Payments have played a key role in enabling the digital economy and there are now more payments solutions for consumers and merchants than ever before. With cash payments declining fast and merchants also stepping away from cash, the way we make and receive payments has changed for good.
A report by Payments Europe shows that physical cards continue to be the preferred method of payment but options like mobile cards, mobile instant, and BNPL are on the rise. This change in payment methods and multiple Payment Service Providers (PSPs) in the market means merchants must be able to support them all. Amsterdam-based Payaut makes that possible.
An all-in-one payment solution for marketplaces
Payaut is the only payment solution for a marketplace that can process with any payment service provider. It became a marketplace solution for payments based on the expertise of its founder Ernst van Niekerk, who started his career as a client of a payment service provider.
During this stint, he learnt that “if you are a merchant processing online payments, different providers can provide different benefits. There is not one single PSP that is perfect.”
Following this experience, Van Niekerk then became a consultant in payments and worked at Adyen, a popular payment service provider. At this PSP, Van Niekerk developed their marketplace solution, and during this process, he realised how the existing marketplace solutions of PSPs are designed to create a lock-in.

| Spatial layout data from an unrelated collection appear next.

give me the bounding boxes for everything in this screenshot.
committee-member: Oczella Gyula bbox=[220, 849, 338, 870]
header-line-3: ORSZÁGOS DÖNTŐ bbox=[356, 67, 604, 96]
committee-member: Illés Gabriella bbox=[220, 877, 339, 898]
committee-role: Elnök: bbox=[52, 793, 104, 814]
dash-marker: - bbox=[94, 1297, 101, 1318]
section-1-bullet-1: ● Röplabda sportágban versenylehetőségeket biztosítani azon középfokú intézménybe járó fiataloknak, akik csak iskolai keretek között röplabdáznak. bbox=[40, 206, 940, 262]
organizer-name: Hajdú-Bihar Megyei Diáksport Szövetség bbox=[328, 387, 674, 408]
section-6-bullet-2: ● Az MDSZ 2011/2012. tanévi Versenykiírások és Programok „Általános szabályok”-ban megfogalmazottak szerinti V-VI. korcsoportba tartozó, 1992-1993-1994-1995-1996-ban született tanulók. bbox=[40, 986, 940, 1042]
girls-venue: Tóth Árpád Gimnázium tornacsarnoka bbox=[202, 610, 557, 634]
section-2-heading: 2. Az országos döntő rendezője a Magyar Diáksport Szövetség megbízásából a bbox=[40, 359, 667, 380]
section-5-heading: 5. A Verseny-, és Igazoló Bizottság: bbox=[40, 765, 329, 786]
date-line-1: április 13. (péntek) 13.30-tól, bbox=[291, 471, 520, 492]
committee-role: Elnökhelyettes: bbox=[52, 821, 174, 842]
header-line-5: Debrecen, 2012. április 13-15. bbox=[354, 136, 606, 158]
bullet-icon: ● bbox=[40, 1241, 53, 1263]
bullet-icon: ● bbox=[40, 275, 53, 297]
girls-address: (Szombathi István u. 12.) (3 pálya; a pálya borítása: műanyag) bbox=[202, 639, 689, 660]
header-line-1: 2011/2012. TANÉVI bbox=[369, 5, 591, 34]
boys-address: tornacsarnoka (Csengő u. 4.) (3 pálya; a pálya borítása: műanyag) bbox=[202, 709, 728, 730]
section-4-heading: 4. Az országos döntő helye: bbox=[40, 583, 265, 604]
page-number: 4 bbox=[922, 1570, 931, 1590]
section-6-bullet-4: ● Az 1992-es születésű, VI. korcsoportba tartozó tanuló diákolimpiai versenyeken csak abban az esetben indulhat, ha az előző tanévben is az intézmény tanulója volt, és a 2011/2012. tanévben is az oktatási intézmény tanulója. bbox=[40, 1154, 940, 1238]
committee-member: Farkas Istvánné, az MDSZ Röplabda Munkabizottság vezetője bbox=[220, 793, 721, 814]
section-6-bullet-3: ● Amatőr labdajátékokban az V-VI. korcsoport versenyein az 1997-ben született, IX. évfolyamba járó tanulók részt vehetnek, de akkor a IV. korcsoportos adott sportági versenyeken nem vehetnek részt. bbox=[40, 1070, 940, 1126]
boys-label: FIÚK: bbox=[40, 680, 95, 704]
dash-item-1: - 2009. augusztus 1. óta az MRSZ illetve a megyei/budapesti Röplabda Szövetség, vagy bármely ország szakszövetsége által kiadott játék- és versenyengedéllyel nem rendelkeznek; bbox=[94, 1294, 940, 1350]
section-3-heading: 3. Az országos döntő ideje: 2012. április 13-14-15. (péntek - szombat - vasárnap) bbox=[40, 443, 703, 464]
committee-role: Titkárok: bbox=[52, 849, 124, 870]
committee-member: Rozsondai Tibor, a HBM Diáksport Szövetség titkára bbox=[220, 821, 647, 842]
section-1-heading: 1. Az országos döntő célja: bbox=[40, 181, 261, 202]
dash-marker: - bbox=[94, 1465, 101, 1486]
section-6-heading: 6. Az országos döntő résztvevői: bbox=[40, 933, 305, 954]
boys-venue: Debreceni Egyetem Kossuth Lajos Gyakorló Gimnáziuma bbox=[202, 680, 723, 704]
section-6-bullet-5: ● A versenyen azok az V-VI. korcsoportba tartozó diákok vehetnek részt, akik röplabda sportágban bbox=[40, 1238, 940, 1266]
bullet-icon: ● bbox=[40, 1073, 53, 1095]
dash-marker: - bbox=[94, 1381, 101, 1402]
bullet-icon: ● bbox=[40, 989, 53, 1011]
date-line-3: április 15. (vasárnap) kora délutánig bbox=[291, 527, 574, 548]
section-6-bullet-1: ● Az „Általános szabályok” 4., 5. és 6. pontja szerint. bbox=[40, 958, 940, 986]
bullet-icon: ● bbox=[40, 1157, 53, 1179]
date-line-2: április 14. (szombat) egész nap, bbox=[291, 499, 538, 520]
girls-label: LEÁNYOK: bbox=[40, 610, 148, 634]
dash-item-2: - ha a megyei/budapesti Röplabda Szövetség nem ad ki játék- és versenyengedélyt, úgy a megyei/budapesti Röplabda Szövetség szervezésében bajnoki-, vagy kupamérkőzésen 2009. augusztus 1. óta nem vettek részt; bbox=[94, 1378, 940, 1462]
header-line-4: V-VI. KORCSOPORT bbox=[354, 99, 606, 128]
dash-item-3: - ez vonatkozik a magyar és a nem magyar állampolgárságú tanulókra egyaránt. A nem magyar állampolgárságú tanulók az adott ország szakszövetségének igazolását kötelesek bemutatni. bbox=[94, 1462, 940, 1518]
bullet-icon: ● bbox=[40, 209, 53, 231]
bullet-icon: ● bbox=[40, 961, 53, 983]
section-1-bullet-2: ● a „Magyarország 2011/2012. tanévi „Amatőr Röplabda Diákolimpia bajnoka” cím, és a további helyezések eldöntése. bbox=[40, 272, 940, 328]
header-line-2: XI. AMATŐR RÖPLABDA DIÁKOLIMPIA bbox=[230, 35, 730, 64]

“The lock-in means that you can’t use multiple payment service providers at the same time, and lack the opportunity to optimise for conversion and price,” he says.
All these events set him up to start Payaut as a PSP-agnostic platform that offers the flexibility to process via any payment service provider. The founder says that paying online now has become increasingly easy for consumers, but the backend system supporting all those payments has become increasingly complex.
Ernst gives examples of people using different methods to pay in the Netherlands compared to those in Germany or the US. As a result, there is now different behaviour from payers, buyers, and consumers. “Therefore, it is not easy to find one payment provider that is a perfect fit,” he adds.
The overarching theme of the payment industry is that there are a lot of payment providers out there offering different advantages. However, there is no one payment provider that is a perfect fit for all the use cases. With Payaut, merchants are able to choose the payment provider they need based on their size, cost, and coverage of payment methods per country.
Shift towards platform economy
As a seasoned executive in the payments industry, Van Niekerk says that the payments industry was seen as “the winner takes it all” market. “They expected maybe three, four or five players like an Adyen or Stripe to be the only ones left and that all the small players would have no right to exist,” he explains.
However, the reality is that there are many payment providers out there with some being strong in one market and others in another market. Van Niekerk remarks that there are some PSPs who are promising, innovative, while many others are traditional.
The changing consumer behaviour and the need for merchants to support different payment service providers has led to what the Payaut founder describes as a shift towards platform economy for payments industry as well. For him, Payaut is essentially the payment platform for online marketplaces.
To power this shift towards platform economy for payments, Payaut has raised a total of €12M. It has also grown from just 3 to 30 employees with two in sales, five across the leadership team, and 20 on product and tech. “We’ve been building the product for three years and we are now ready to scale it,” says Van Niekerk.
Rise is about learning, networking, and marketing
Ernst Van Niekerk joined nine other Dutch scaleups as batch #9 of Techleap.nl’s Rise programme this year. For him, joining this programme was a no-brainer and one where he had very clear expectations.
“I expect three things from [Rise programme],” he says with clarity. Since it is his first time building a company – and currently taking it from a startup to scaleup – Van Niekerk recognises that Rise is an opportunity to learn from those in a similar situation: “the cool thing about the programme is that everyone is a startup who wants to scaleup”.
For Ernst, the second thing is network. He sees Rise as an opportunity to increase the network, speak to other companies and maybe get “some new clients, get some new talent, get some new ideas, and expand the network.”
The third expectation is marketing, an opportunity for more people, specifically potential clients, to discover Payaut. All this also culminates in further boosting one of the key areas, and a core company value, of the business: People.
After the Rise programme, Van Niekerk says Payaut’s focus for 2023 and beyond is to continue to cultivate the best engineering team and sales team in order to scale the business from here. “We have a great team,” he says, “And for now, we just want to make sure that we grow the business – as in growing customers and growing the revenue.”
Building the service and product
Ernst Van Niekerk is a purist, one with deep commitment and focus on building the service and product. He says Payaut has sufficient runway and therefore are not planning to fundraise any time soon. The company has a clear Sales strategy, specifically with the focus to roll-out the service in the rest of Europe. Van Niekerk adds there are also imminent plans to increase their product feature portfolio with “a multi-currency functionality which allows us to payout globally and not only in euro-countries”.
For Payaut, the long term vision is building a platform that allows merchants to accept payments not only from different PSPs but also from different markets. The success of Payaut is also an example in how market scalability is important for anyone to succeed in the fintech space.
On a final note, the Payaut founder recommends that young entrepreneurs should be both smart and curious: “you will encounter a lot of challenges and you best face them with an open mindset”.